The unfortunate thing about the function window-configuration-to-register
is that it returns an opaque #<window-configuration>
data structure that is not easily serialized. Instead, one should use the function window-state-get
which will return a window configuration as an elisp data structure. Calling it with the following parameters will return a data structure that is amenable to being saved in an elisp source file.
(window-state-get (frame-root-window) t)
The return value of the above function can be passed to window-state-put
to restore the window configuration later.

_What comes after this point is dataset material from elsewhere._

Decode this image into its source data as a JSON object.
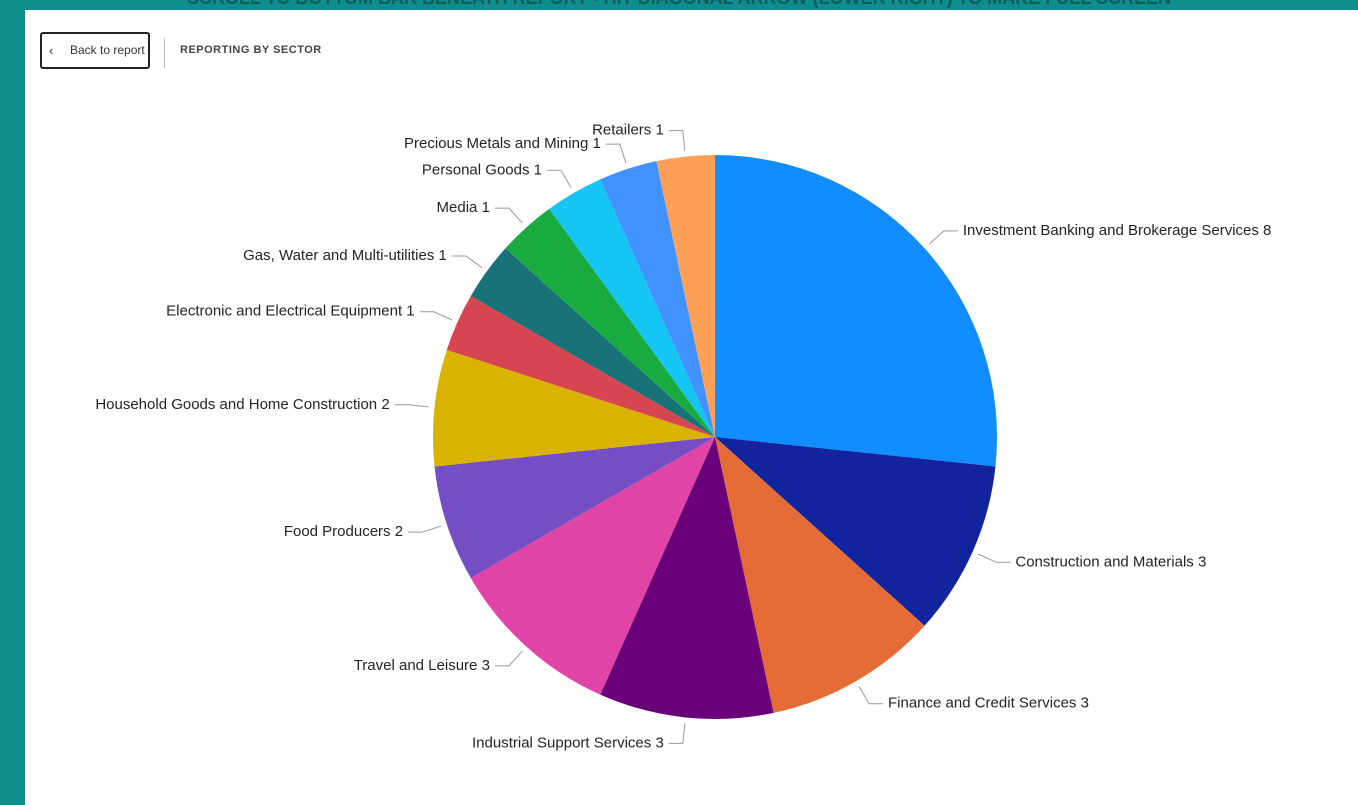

To make this more generally usable, I came up with the following interactive functions.
(defvar w/configs (make-hash-table :test #'equal)
"This is a hash-table where window configurations used by w/save and w/load are stored.")
(defun w/save (key)
"Save the current window configuration to w/configs."

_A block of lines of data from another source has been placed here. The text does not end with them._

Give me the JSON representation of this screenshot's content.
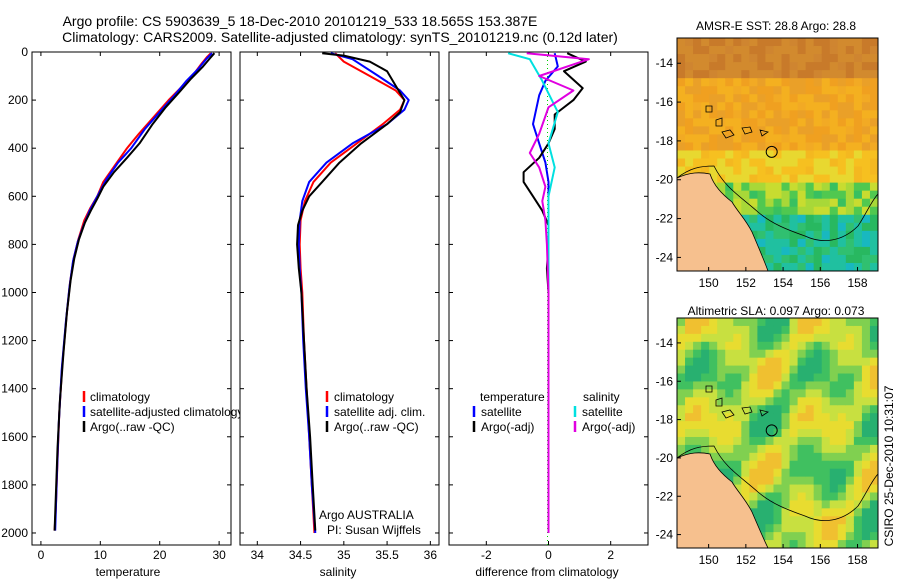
{
  "figure": {
    "title_line1": "Argo profile: CS 5903639_5 18-Dec-2010 20101219_533 18.565S 153.387E",
    "title_line2": "Climatology: CARS2009. Satellite-adjusted climatology: synTS_20101219.nc (0.12d later)",
    "footer_credit": "CSIRO 25-Dec-2010 10:31:07",
    "colors": {
      "climatology": "#ff0000",
      "satellite": "#0000ff",
      "argo": "#000000",
      "sat_salinity": "#00e0e0",
      "argo_salinity": "#e000e0"
    }
  },
  "chart_data": [
    {
      "type": "line",
      "name": "temperature",
      "xlabel": "temperature",
      "xlim": [
        -1.5,
        32
      ],
      "ylim": [
        2050,
        0
      ],
      "xticks": [
        0,
        10,
        20,
        30
      ],
      "yticks": [
        0,
        200,
        400,
        600,
        800,
        1000,
        1200,
        1400,
        1600,
        1800,
        2000
      ],
      "legend": [
        "climatology",
        "satellite-adjusted climatology",
        "Argo(..raw -QC)"
      ],
      "series": [
        {
          "name": "climatology",
          "color": "#ff0000",
          "points": [
            [
              28.6,
              5
            ],
            [
              28,
              20
            ],
            [
              27,
              50
            ],
            [
              25.5,
              100
            ],
            [
              23.5,
              150
            ],
            [
              21.5,
              200
            ],
            [
              19,
              270
            ],
            [
              16.5,
              340
            ],
            [
              14.5,
              400
            ],
            [
              12.5,
              470
            ],
            [
              10.5,
              540
            ],
            [
              9.5,
              600
            ],
            [
              8.3,
              650
            ],
            [
              7.3,
              700
            ],
            [
              6.3,
              780
            ],
            [
              5.5,
              860
            ],
            [
              4.9,
              960
            ],
            [
              4.3,
              1100
            ],
            [
              3.6,
              1300
            ],
            [
              3.1,
              1500
            ],
            [
              2.8,
              1700
            ],
            [
              2.5,
              1900
            ],
            [
              2.3,
              1990
            ]
          ]
        },
        {
          "name": "satellite",
          "color": "#0000ff",
          "points": [
            [
              28.8,
              5
            ],
            [
              27.8,
              30
            ],
            [
              26.5,
              70
            ],
            [
              24.5,
              120
            ],
            [
              22.5,
              180
            ],
            [
              20,
              250
            ],
            [
              17.5,
              320
            ],
            [
              15.2,
              400
            ],
            [
              13,
              460
            ],
            [
              11,
              530
            ],
            [
              9.5,
              600
            ],
            [
              8.2,
              660
            ],
            [
              7.2,
              720
            ],
            [
              6.2,
              790
            ],
            [
              5.4,
              870
            ],
            [
              4.8,
              980
            ],
            [
              4.2,
              1120
            ],
            [
              3.5,
              1320
            ],
            [
              3.0,
              1550
            ],
            [
              2.7,
              1760
            ],
            [
              2.4,
              1990
            ]
          ]
        },
        {
          "name": "argo",
          "color": "#000000",
          "points": [
            [
              29.2,
              5
            ],
            [
              28.5,
              25
            ],
            [
              27.3,
              60
            ],
            [
              25.3,
              110
            ],
            [
              23.2,
              170
            ],
            [
              21,
              230
            ],
            [
              18.8,
              300
            ],
            [
              16.6,
              380
            ],
            [
              14.5,
              440
            ],
            [
              12.3,
              500
            ],
            [
              10.5,
              560
            ],
            [
              9.5,
              610
            ],
            [
              8.4,
              660
            ],
            [
              7.4,
              710
            ],
            [
              6.4,
              780
            ],
            [
              5.6,
              860
            ],
            [
              5.0,
              950
            ],
            [
              4.4,
              1080
            ],
            [
              3.8,
              1250
            ],
            [
              3.2,
              1450
            ],
            [
              2.8,
              1650
            ],
            [
              2.5,
              1850
            ],
            [
              2.3,
              1990
            ]
          ]
        }
      ]
    },
    {
      "type": "line",
      "name": "salinity",
      "xlabel": "salinity",
      "xlim": [
        33.8,
        36.1
      ],
      "ylim": [
        2050,
        0
      ],
      "xticks": [
        34,
        34.5,
        35,
        35.5,
        36
      ],
      "legend": [
        "climatology",
        "satellite adj. clim.",
        "Argo(..raw -QC)"
      ],
      "series": [
        {
          "name": "climatology",
          "color": "#ff0000",
          "points": [
            [
              34.9,
              5
            ],
            [
              35.0,
              40
            ],
            [
              35.3,
              100
            ],
            [
              35.6,
              160
            ],
            [
              35.7,
              200
            ],
            [
              35.65,
              240
            ],
            [
              35.45,
              300
            ],
            [
              35.15,
              380
            ],
            [
              34.85,
              460
            ],
            [
              34.65,
              540
            ],
            [
              34.55,
              620
            ],
            [
              34.5,
              700
            ],
            [
              34.49,
              800
            ],
            [
              34.5,
              900
            ],
            [
              34.52,
              1000
            ],
            [
              34.54,
              1200
            ],
            [
              34.57,
              1400
            ],
            [
              34.6,
              1600
            ],
            [
              34.63,
              1800
            ],
            [
              34.66,
              2000
            ]
          ]
        },
        {
          "name": "satellite",
          "color": "#0000ff",
          "points": [
            [
              34.85,
              5
            ],
            [
              35.1,
              30
            ],
            [
              35.4,
              100
            ],
            [
              35.65,
              160
            ],
            [
              35.75,
              200
            ],
            [
              35.7,
              240
            ],
            [
              35.5,
              300
            ],
            [
              35.1,
              380
            ],
            [
              34.8,
              460
            ],
            [
              34.6,
              540
            ],
            [
              34.52,
              620
            ],
            [
              34.49,
              700
            ],
            [
              34.48,
              800
            ],
            [
              34.49,
              900
            ],
            [
              34.51,
              1000
            ],
            [
              34.53,
              1200
            ],
            [
              34.56,
              1400
            ],
            [
              34.6,
              1600
            ],
            [
              34.63,
              1800
            ],
            [
              34.67,
              2000
            ]
          ]
        },
        {
          "name": "argo",
          "color": "#000000",
          "points": [
            [
              34.75,
              5
            ],
            [
              35.0,
              15
            ],
            [
              35.3,
              40
            ],
            [
              35.5,
              80
            ],
            [
              35.6,
              140
            ],
            [
              35.7,
              200
            ],
            [
              35.65,
              250
            ],
            [
              35.5,
              300
            ],
            [
              35.2,
              380
            ],
            [
              34.95,
              460
            ],
            [
              34.75,
              540
            ],
            [
              34.6,
              600
            ],
            [
              34.52,
              660
            ],
            [
              34.47,
              720
            ],
            [
              34.46,
              800
            ],
            [
              34.48,
              900
            ],
            [
              34.51,
              1000
            ],
            [
              34.54,
              1200
            ],
            [
              34.57,
              1400
            ],
            [
              34.61,
              1600
            ],
            [
              34.64,
              1800
            ],
            [
              34.67,
              1990
            ]
          ]
        }
      ]
    },
    {
      "type": "line",
      "name": "difference",
      "xlabel": "difference from climatology",
      "xlim": [
        -3.2,
        3.2
      ],
      "ylim": [
        2050,
        0
      ],
      "xticks": [
        -2,
        0,
        2
      ],
      "legend_headers": [
        "temperature",
        "salinity"
      ],
      "legend_temperature": [
        "satellite",
        "Argo(-adj)"
      ],
      "legend_salinity": [
        "satellite",
        "Argo(-adj)"
      ],
      "series": [
        {
          "name": "temperature satellite",
          "color": "#0000ff",
          "points": [
            [
              0.2,
              5
            ],
            [
              0.3,
              60
            ],
            [
              -0.1,
              120
            ],
            [
              -0.3,
              180
            ],
            [
              -0.4,
              240
            ],
            [
              -0.5,
              300
            ],
            [
              -0.3,
              380
            ],
            [
              -0.1,
              460
            ],
            [
              0,
              540
            ],
            [
              0,
              650
            ],
            [
              0,
              800
            ],
            [
              0,
              1000
            ],
            [
              0,
              1400
            ],
            [
              0,
              2000
            ]
          ]
        },
        {
          "name": "temperature argo",
          "color": "#000000",
          "points": [
            [
              0.6,
              5
            ],
            [
              1.2,
              40
            ],
            [
              0.5,
              80
            ],
            [
              1.1,
              150
            ],
            [
              0.8,
              200
            ],
            [
              0.2,
              260
            ],
            [
              0.2,
              320
            ],
            [
              0.0,
              380
            ],
            [
              -0.3,
              440
            ],
            [
              -0.8,
              500
            ],
            [
              -0.8,
              540
            ],
            [
              -0.5,
              600
            ],
            [
              -0.2,
              660
            ],
            [
              0,
              720
            ],
            [
              0,
              800
            ],
            [
              -0.05,
              900
            ],
            [
              0,
              1000
            ],
            [
              0,
              1400
            ],
            [
              0,
              2000
            ]
          ]
        },
        {
          "name": "salinity satellite",
          "color": "#00e0e0",
          "points": [
            [
              -1.3,
              5
            ],
            [
              -0.6,
              30
            ],
            [
              -0.2,
              120
            ],
            [
              0.3,
              250
            ],
            [
              0.0,
              380
            ],
            [
              0.2,
              480
            ],
            [
              0.0,
              600
            ],
            [
              0,
              800
            ],
            [
              0,
              1400
            ],
            [
              0,
              2000
            ]
          ]
        },
        {
          "name": "salinity argo",
          "color": "#e000e0",
          "points": [
            [
              -0.7,
              5
            ],
            [
              1.3,
              30
            ],
            [
              -0.3,
              100
            ],
            [
              0.8,
              160
            ],
            [
              0.0,
              230
            ],
            [
              -0.3,
              340
            ],
            [
              -0.6,
              420
            ],
            [
              -0.3,
              480
            ],
            [
              -0.1,
              560
            ],
            [
              -0.2,
              620
            ],
            [
              -0.1,
              700
            ],
            [
              -0.05,
              800
            ],
            [
              0,
              1000
            ],
            [
              0,
              1400
            ],
            [
              0,
              2000
            ]
          ]
        }
      ]
    },
    {
      "type": "heatmap",
      "name": "sst-map",
      "title": "AMSR-E SST: 28.8 Argo: 28.8",
      "xticks": [
        150,
        152,
        154,
        156,
        158
      ],
      "yticks": [
        -14,
        -16,
        -18,
        -20,
        -22,
        -24
      ],
      "xlim": [
        148.3,
        159.1
      ],
      "ylim": [
        -24.7,
        -12.7
      ],
      "profile_location": [
        153.387,
        -18.565
      ]
    },
    {
      "type": "heatmap",
      "name": "sla-map",
      "title": "Altimetric SLA: 0.097 Argo: 0.073",
      "xticks": [
        150,
        152,
        154,
        156,
        158
      ],
      "yticks": [
        -14,
        -16,
        -18,
        -20,
        -22,
        -24
      ],
      "xlim": [
        148.3,
        159.1
      ],
      "ylim": [
        -24.7,
        -12.7
      ],
      "profile_location": [
        153.387,
        -18.565
      ]
    }
  ]
}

(interactive "sName for window configuration: ")
(puthash key
(window-state-get (frame-root-window) t)
w/configs))
(defun w/load (key)
"Load a named window configuration from w/configs."
(interactive
(let* ((completion-ignore-case t)
(completions '())
(nothing (maphash (lambda (k v) (push k completions)) w/configs)))
(list (completing-read "Choose: " completions nil t))))
(window-state-put (gethash key w/configs)))
These two functions can be used to save and load window configurations into the hash-table w/configs
. If there are window configurations you use often, you can preload w/configs
with those settings. Binding these functions to keys is left as an exercise for the reader.
This solution doesn't use registers, but that's OK. It does solve the higher-level problem of saving and loading window configurations in elisp data structures. Whether the register system is used or a hash-table is used is an implementation detail.